DFX: A Low-latency Multi-FPGA Appliance for Accelerating Transformer-based Text Generation
Hong, Seongmin, Moon, Seungjae, Kim, Junsoo, Lee, Sungjae, Kim, Minsub, Lee, Dongsoo, Kim, Joo-Young
Transformer is a deep learning language model widely used for natural language processing (NLP) services in datacenters. Among transformer models, Generative Pre-trained Transformer (GPT) has achieved remarkable performance in text generation, or natural language generation (NLG), which needs the processing of a large input context in the summarization stage, followed by the generation stage that produces a single word at a time. The conventional platforms such as GPU are specialized for the parallel processing of large inputs in the summarization stage, but their performance significantly degrades in the generation stage due to its sequential characteristic.
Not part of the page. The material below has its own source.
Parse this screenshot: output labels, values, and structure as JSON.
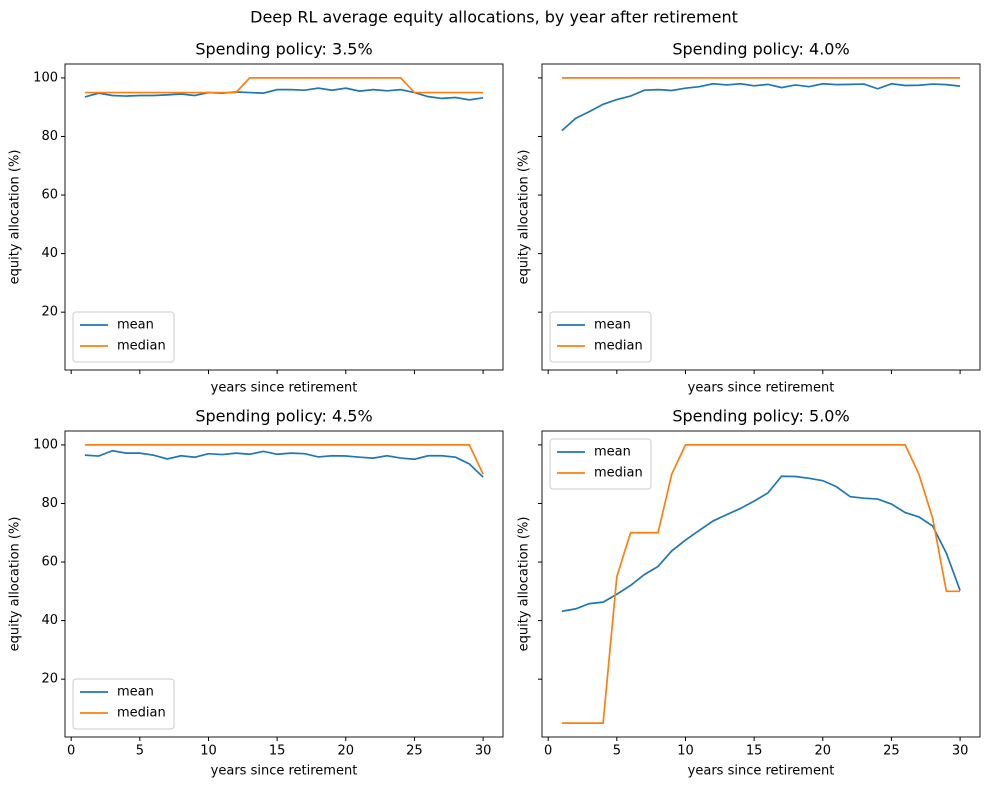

Therefore, an efficient hardware platform is required to address the high latency caused by the sequential characteristic of text generation. In this paper, we present DFX, a multi-FPGA acceleration appliance that executes GPT-2 model inference end-to-end with low latency and high throughput in both summarization and generation stages. DFX uses model parallelism and optimized dataflow that is model-and-hardware-aware for fast simultaneous workload execution among devices. Its compute cores operate on custom instructions and provide GPT-2 operations end-to-end. We implement the proposed hardware architecture on four Xilinx Alveo U280 FPGAs and utilize all of the channels of the high bandwidth memory (HBM) and the maximum number of compute resources for high hardware efficiency. DFX achieves 5.58x speedup and 3.99x energy efficiency over four NVIDIA V100 GPUs on the modern GPT-2 model. DFX is also 8.21x more cost-effective than the GPU appliance, suggesting that it is a promising solution for text generation workloads in cloud datacenters.